I have the following dataframe called df:
using DataFrames
df = DataFrame(group = ["A", "A", "A", "A", "B", "B", "B", "B"],
value = [2,1,4,3,3,5,2,1])
8×2 DataFrame
Row │ group value
│ String Int64
─────┼───────────────
1 │ A 2
2 │ A 1
3 │ A 4
4 │ A 3
5 │ B 3
6 │ B 5
7 │ B 2
8 │ B 1
I would like to calculate the difference with previous values of consecutive rows in column value per group. The offset should have NaN, 0, or missing. Here is the desired output:
8×3 DataFrame
Row │ group value diff
│ String Int64 Float64
─────┼────────────────────────
1 │ A 2 NaN
2 │ A 1 -1.0
3 │ A 4 3.0
4 │ A 3 -1.0
5 │ B 3 NaN
6 │ B 5 2.0
7 │ B 2 -3.0
8 │ B 1 -2.0
So I was wondering if anyone knows how to calculate the difference between consecutive rows per group in Julia
?
CodePudding user response:
Using DataFrames.jl (you can replace missing
by any value you like):
julia> select(groupby(df, :group),
:value => (x -> [missing; diff(x)]) => :diff)
8×2 DataFrame
Row │ group diff
│ String Int64?
─────┼─────────────────
1 │ A missing
2 │ A -1
3 │ A 3
4 │ A -1
5 │ B missing
6 │ B 2
7 │ B -3
8 │ B -1
Using DataFramesMeta.jl:
julia> @chain df begin
groupby(:group)
@select :diff = [missing; diff(:value)]
end
8×2 DataFrame
Row │ group diff
│ String Int64?
─────┼─────────────────
1 │ A missing
2 │ A -1
3 │ A 3
4 │ A -1
5 │ B missing
6 │ B 2
7 │ B -3
8 │ B -1
Normally diff
in Julia like in e.g.
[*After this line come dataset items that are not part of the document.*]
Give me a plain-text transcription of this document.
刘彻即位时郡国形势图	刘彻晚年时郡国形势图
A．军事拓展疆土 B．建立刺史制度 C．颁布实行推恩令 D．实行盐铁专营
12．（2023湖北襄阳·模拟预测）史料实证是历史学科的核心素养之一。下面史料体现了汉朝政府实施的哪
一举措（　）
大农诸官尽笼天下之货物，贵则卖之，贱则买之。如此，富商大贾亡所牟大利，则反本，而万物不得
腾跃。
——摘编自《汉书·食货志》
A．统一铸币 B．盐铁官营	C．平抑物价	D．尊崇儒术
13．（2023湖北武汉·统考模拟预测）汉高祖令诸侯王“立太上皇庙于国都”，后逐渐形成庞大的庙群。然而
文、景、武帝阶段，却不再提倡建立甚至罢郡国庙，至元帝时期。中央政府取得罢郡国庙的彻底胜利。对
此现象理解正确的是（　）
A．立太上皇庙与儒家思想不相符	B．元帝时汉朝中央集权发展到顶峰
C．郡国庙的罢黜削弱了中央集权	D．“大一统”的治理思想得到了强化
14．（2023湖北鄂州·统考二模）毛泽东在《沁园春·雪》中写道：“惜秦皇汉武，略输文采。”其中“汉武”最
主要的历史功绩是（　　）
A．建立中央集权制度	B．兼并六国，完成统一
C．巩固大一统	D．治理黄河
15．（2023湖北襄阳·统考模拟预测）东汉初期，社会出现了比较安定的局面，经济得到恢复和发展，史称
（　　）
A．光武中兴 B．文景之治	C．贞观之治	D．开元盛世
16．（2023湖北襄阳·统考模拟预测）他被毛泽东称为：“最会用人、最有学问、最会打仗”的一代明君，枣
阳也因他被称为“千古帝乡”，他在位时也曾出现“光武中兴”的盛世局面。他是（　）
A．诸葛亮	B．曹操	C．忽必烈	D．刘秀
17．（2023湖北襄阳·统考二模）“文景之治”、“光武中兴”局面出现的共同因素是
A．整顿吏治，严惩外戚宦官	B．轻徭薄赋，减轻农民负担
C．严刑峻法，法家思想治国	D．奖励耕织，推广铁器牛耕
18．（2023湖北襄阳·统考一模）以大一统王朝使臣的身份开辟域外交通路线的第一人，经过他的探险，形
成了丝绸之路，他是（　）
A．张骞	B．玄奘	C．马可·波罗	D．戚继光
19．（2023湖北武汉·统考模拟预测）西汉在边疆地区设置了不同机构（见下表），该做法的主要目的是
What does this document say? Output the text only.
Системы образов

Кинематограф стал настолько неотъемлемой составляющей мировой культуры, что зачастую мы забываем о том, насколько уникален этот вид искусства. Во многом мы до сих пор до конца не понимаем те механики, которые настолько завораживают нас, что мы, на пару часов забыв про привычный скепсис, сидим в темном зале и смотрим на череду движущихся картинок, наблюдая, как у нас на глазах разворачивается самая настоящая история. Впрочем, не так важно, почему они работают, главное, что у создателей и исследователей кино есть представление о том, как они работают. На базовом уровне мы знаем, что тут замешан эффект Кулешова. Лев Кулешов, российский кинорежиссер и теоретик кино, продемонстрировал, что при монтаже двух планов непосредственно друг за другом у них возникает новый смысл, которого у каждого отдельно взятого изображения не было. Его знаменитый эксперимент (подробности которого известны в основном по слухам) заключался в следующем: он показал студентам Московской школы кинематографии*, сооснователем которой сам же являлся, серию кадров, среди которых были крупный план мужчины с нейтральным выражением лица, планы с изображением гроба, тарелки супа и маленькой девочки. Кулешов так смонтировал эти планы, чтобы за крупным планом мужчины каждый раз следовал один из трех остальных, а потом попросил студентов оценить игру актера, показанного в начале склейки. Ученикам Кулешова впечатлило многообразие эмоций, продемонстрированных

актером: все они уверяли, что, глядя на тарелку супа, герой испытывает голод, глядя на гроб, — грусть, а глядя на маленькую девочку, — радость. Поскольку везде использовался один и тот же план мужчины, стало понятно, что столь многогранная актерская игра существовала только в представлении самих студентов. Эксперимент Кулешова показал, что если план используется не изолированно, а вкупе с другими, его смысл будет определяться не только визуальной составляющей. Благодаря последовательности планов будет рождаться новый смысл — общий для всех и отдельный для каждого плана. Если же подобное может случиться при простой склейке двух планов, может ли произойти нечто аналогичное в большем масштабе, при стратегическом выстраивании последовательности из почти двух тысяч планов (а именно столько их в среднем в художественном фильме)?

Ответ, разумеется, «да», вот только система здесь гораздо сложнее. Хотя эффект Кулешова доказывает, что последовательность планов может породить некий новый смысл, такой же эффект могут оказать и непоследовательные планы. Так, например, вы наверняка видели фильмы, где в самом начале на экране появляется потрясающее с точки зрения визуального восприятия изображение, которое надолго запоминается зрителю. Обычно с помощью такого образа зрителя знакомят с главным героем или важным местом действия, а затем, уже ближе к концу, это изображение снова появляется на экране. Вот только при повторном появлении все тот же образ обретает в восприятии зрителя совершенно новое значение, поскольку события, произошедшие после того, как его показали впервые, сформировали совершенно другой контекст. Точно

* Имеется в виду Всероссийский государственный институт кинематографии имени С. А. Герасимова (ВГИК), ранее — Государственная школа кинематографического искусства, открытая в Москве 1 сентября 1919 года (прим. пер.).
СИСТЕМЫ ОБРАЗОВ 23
R would produce one less row (and the syntax would be simpler:
julia> combine(groupby(df, :group), :value => diff => :diff)
6×2 DataFrame
Row │ group diff
│ String Int64
─────┼───────────────
1 │ A -1
2 │ A 3
3 │ A -1
4 │ B 2
5 │ B -3
6 │ B -1
julia> @chain df begin
groupby(:group)
@combine :diff = diff(:value)
end
6×2 DataFrame
Row │ group diff
│ String Int64
─────┼───────────────
1 │ A -1
2 │ A 3
3 │ A -1
4 │ B 2
5 │ B -3
6 │ B -1
Yet another way would be to use lag
from ShiftedArrays.jl:
julia> using ShiftedArrays: lag
julia> @chain df begin
groupby(:group)
@combine :diff = :value - lag(:value)
end
8×2 DataFrame
Row │ group diff
│ String Int64?
─────┼─────────────────
1 │ A missing
2 │ A -1
3 │ A 3
4 │ A -1
5 │ B missing
6 │ B 2
7 │ B -3
8 │ B -1